Hi. I’m a Domme. I also live with mental illness. I take medication to manage the symptoms of it and I have to stay on top of it. Mental illness is real, just as real as a physical illness. All in all, what I have to manage is relatively mild. I have PTSD, anxiety and depression, and ADD.
Recently, I screwed up the medication that manages my PTSD, anxiety and depression. I don’t know why I felt like I could put off taking it for one day; maybe the time was inconvenient. But I put it off another day. And then I just... forgot. For almost two weeks. At first, it didn’t make any difference. I was fine. I was still me. And slowly, emotions started cropping up totally illogically with no trigger whatsoever. And then the sadness and feeling of being overwhelmed by everything crept in.

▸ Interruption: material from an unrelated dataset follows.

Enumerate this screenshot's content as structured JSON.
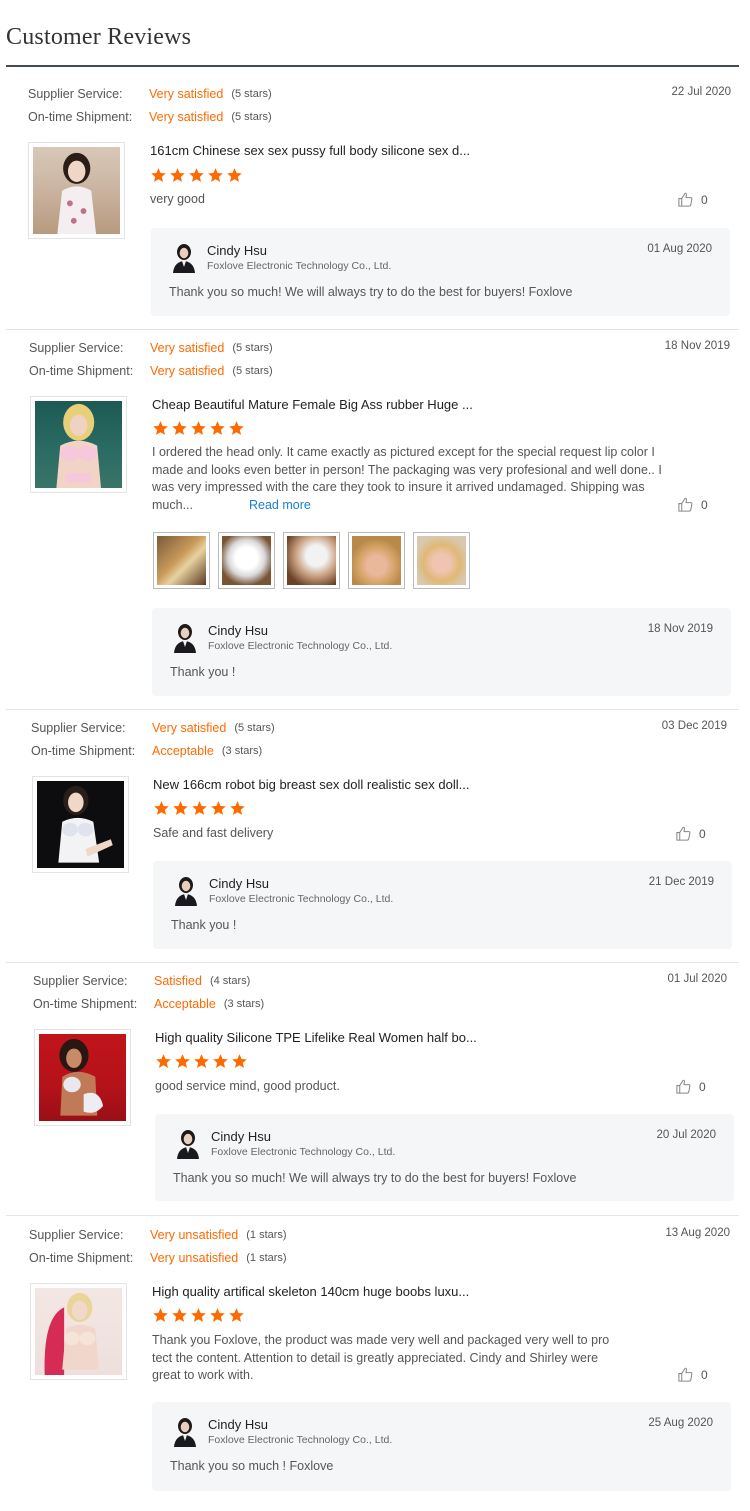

I’ve corrected it. But because of my slip, things that are my responsibility slipped by me. It felt too huge to tackle and instead, I’d just sleep. I love who I am when I’m getting the right amount of serotonin and dopamine. I wish my brain manufactured it all on its own. I’m still grappling with issues surrounding my PTSD, but the panic attacks are so much less.
I want to let you all know that mental illness isn’t a deficiency in who you are as a person. If you slip up and relapse into it, pick yourself up and try again. If you can’t do everything, do something. And remember that you are enough. Sometimes, it’s okay if all you’re able to do is brush your teeth or shower. Remember that no matter how alone it feels, your illness will lie to you.
This site is amazing and if anyone ever needs to talk, I’m open to listening or giving advice as are many others here.
your illness doesn’t define you and you are not your diagnosis. It doesn’t mean you’re weak and it doesn’t mean you’re not deserving of good things. Easier to say on this side of the prescription, I know!